Comment by Our_Benefactors

9 days ago

> Try running yourself a local model on a sufficiently beefy laptop

I don't understand why you think the solution to using a well tuned and intelligent model is to use one that is a dumbass

As the parachutist says to the pilot: "I'll stop jumping out of perfectly good airplanes as soon as they start making them."

I've fiddled with enough hosted ones enough to know the hosted solution's value add is almost entirely in the hardware stack it takes to serve inference traffic at scale, and whatever that company decides "alignment" means. The major quality is found in asking the right question, and getting the right answer. Not vomiting out subtly wrong answers faster. I don't need the thing doing work for me, I just need it to occasionally give me hints on where I might want to look when I get stuck. A local model fulfills that purpose just fine. It may take a bit to get an answer back, but you can bet your sweet ass that by the time I get that answer back, I've thought things through enough where I can pretty much instantly point out bullshit vs signal. Bonus: It doesn't add my codebases to the training dataset.

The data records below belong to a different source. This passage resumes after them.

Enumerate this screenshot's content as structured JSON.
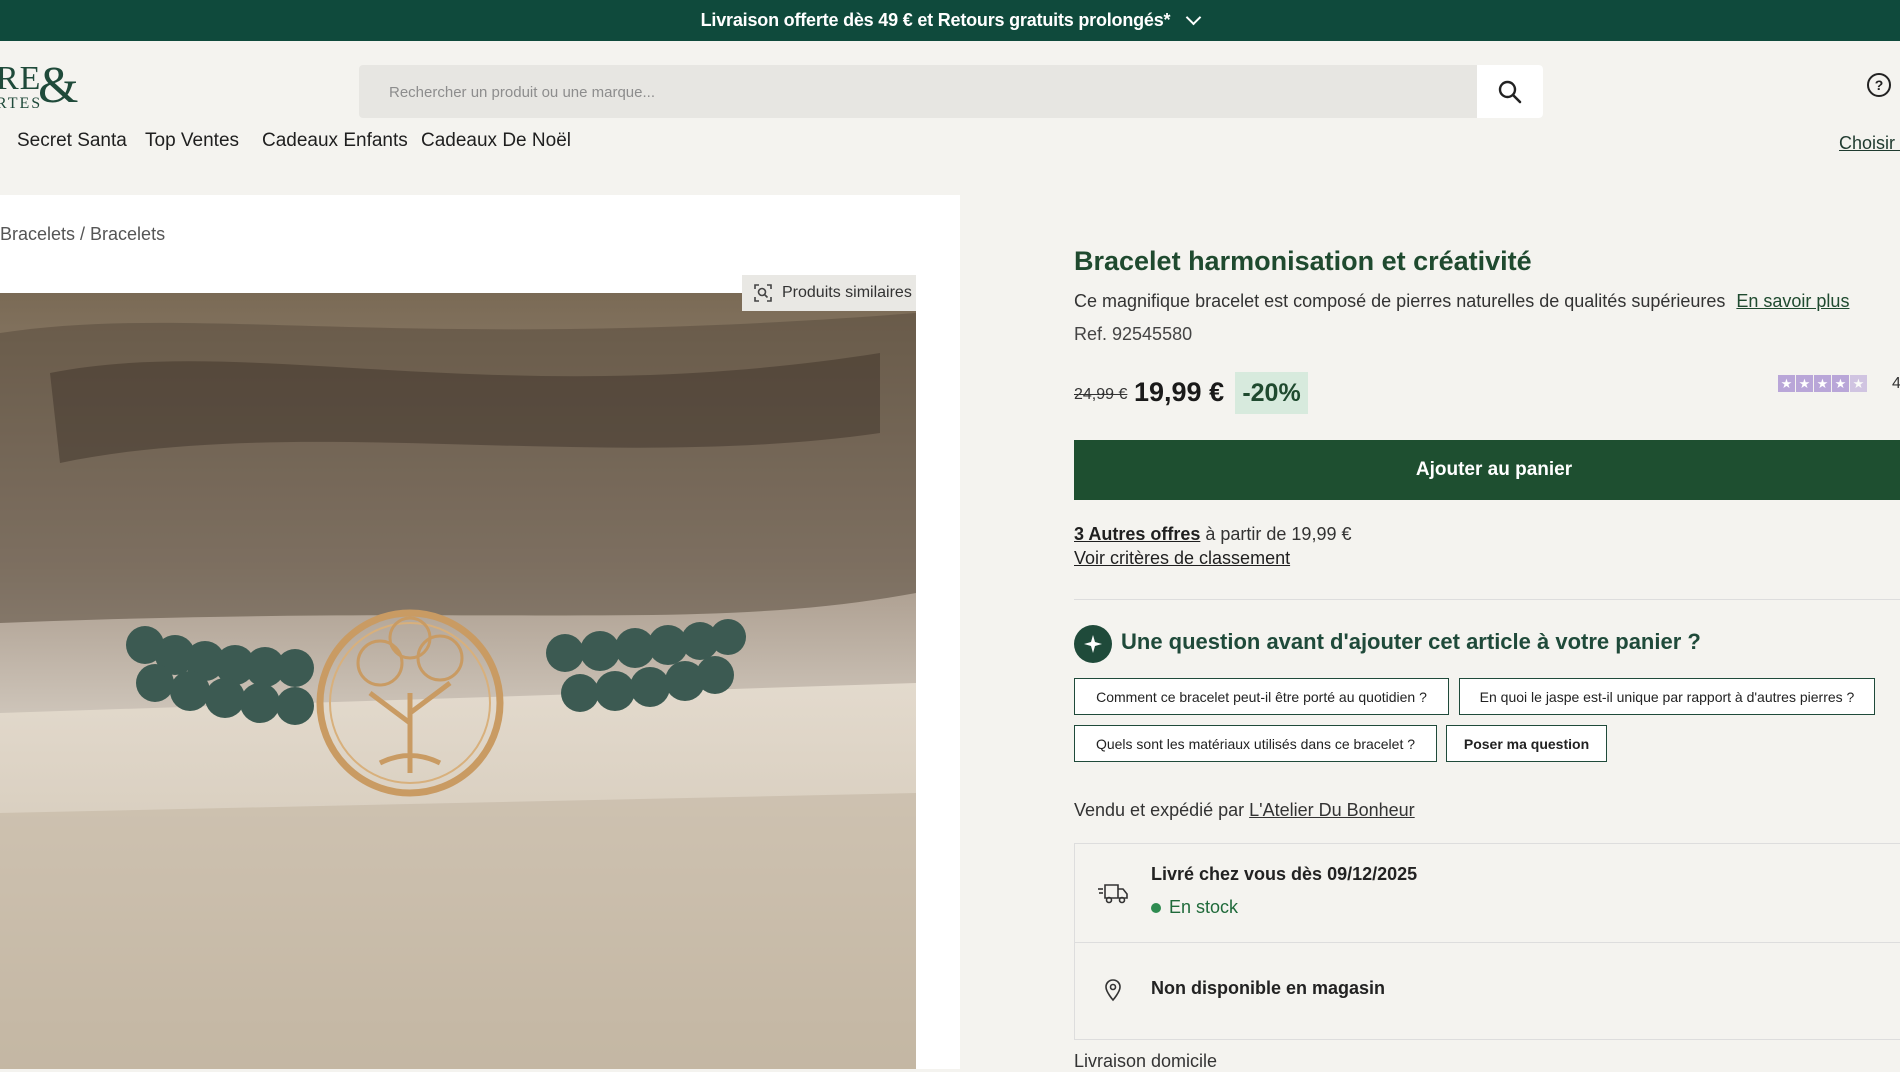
{
  "banner": {
    "text": "Livraison offerte dès 49 € et Retours gratuits prolongés*"
  },
  "logo": {
    "line1": "RE",
    "line2": "RTES",
    "amp": "&"
  },
  "search": {
    "placeholder": "Rechercher un produit ou une marque..."
  },
  "nav": {
    "items": [
      "Secret Santa",
      "Top Ventes",
      "Cadeaux Enfants",
      "Cadeaux De Noël"
    ],
    "choose_label": "Choisir m"
  },
  "breadcrumb": "Bracelets / Bracelets",
  "similar_label": "Produits similaires",
  "product": {
    "title": "Bracelet harmonisation et créativité",
    "description": "Ce magnifique bracelet est composé de pierres naturelles de qualités supérieures",
    "learn_more": "En savoir plus",
    "ref": "Ref. 92545580",
    "old_price": "24,99 €",
    "price": "19,99 €",
    "discount": "-20%",
    "rating_partial": "4",
    "add_to_cart": "Ajouter au panier",
    "offers_link": "3 Autres offres",
    "offers_text": " à partir de 19,99 €",
    "criteria_link": "Voir critères de classement"
  },
  "question": {
    "title": "Une question avant d'ajouter cet article à votre panier ?",
    "chips": [
      "Comment ce bracelet peut-il être porté au quotidien ?",
      "En quoi le jaspe est-il unique par rapport à d'autres pierres ?",
      "Quels sont les matériaux utilisés dans ce bracelet ?"
    ],
    "ask_button": "Poser ma question"
  },
  "seller": {
    "prefix": "Vendu et expédié par ",
    "name": "L'Atelier Du Bonheur"
  },
  "delivery": {
    "date_text": "Livré chez vous dès 09/12/2025",
    "stock": "En stock",
    "store": "Non disponible en magasin",
    "home": "Livraison domicile"
  },
  "colors": {
    "brand": "#0f4a3c",
    "cta": "#1e4f30",
    "discount_bg": "#d7eadd",
    "stars": "#b9a6d8"
  }
}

But please, do go on. Continue to tell me how a tool perfectly good for my use case is a bad idea. I'm all ears. > /dev/null

When was the last time you tried a local model? You might actually be addicted to a dumb model that's just very quick at everything, which is what the GP is positing.

I've got the QWEN3.5 coder running and it's dumb, but if the task is 'clone this component and rewrite it to testWhatever' it does it perfectly well.

One might thing you're falling for the delusion being posited in this thread and you don't have a proper benchmark. You're just getting that token hit.